CIGARE AU MIEL
Du 06/10/2021 au 26/10/2021
« Je ne suis pas unique, je suis double ». Ainsi s'exprime la fière Selma – puissamment incarnée par Zoé Adjani, la nièce d’Isabelle – pendant un entretien d’admission dans une prestigieuse école parisienne. Cette jeune fille française d’origine algérienne, partagée entre modernité et tradition, est l'âme du premier long-métrage de la réalisatrice Kamir Aïnouz – sœur du cinéaste Karim Aïnouz, dont nous avions tant aimé La vie invisible d'Eurídice Gusmão. Les parents de Selma appartiennent à l'érudite bourgeoisie berbère immigrée en France. Ils lui inculquent l'importance de l'éducation mais tentent – de manière plus ou moins voilée – de lui présenter de « bons partis » en vue d'un futur mariage. À l’école, Selma montre une autre facette d'elle-même : celle d'une jeune fille désinhibée, en phase avec son temps, toujours prête à répondre aux provocations.

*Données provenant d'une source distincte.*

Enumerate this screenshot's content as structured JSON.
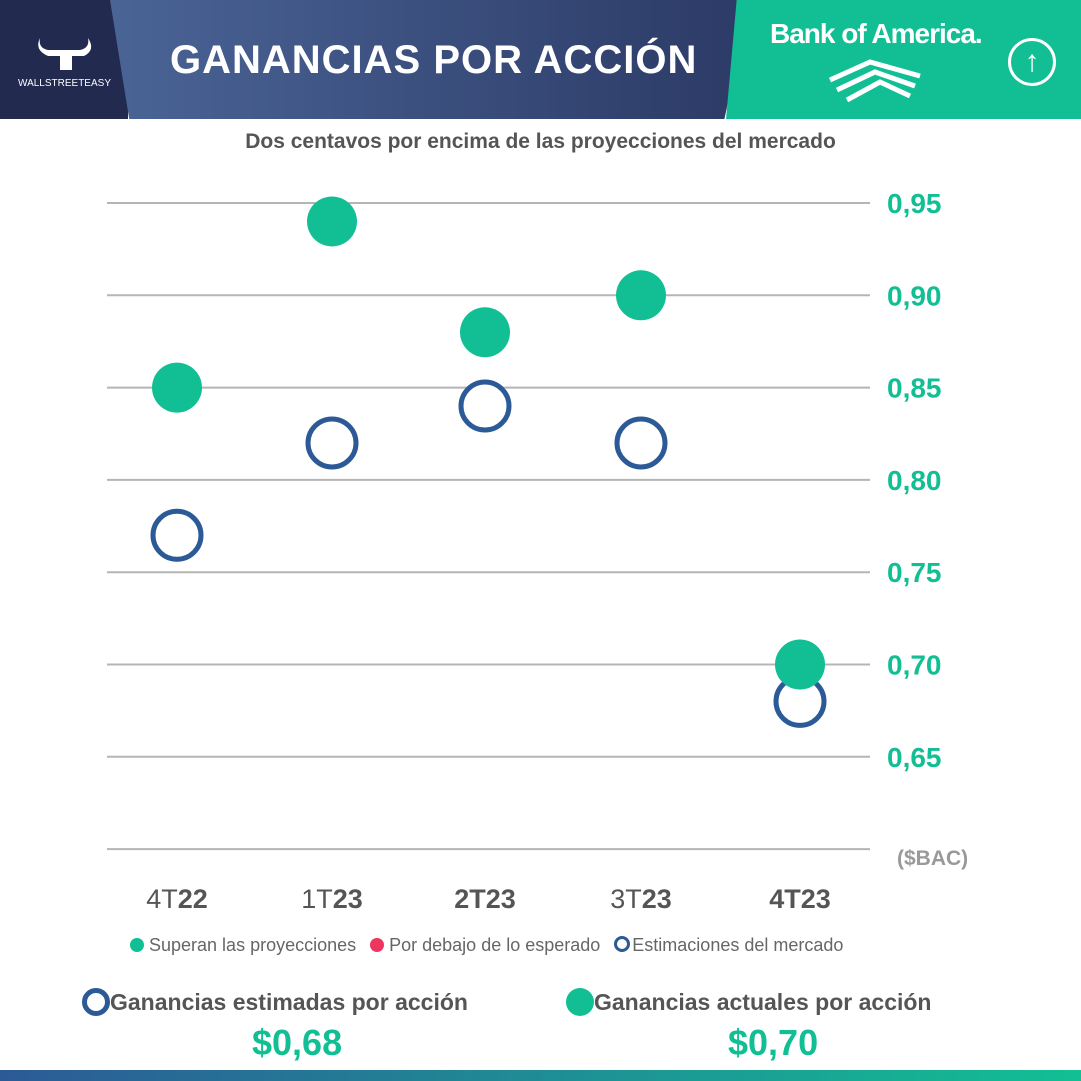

Sa rencontre avec l'attirant Julien va agir comme un détonateur : le désir a finalement un visage et un nom. Selma transforme alors son propre corps en champ de bataille pour la liberté.
Kamir Aïnouz dresse de manière habile le tableau des différents mondes de Selma, alternant les conversations politiques à table aux soirées « interdites » avec Julien, les projets de carrière dans la finance et l'amère soumission à celui qui pourrait l'aider à réaliser ses projets. Elle révèle également les limites invisibles tapies derrière une éducation qui se veut libérale. Cigare au miel est ainsi un récit de formation intense : la parabole d’une jeune femme qui découvre son désir dévoile une trame dense de toutes les contradictions liées à la culture patriarcale, sur fond de conflit en Algérie au début des années 1990.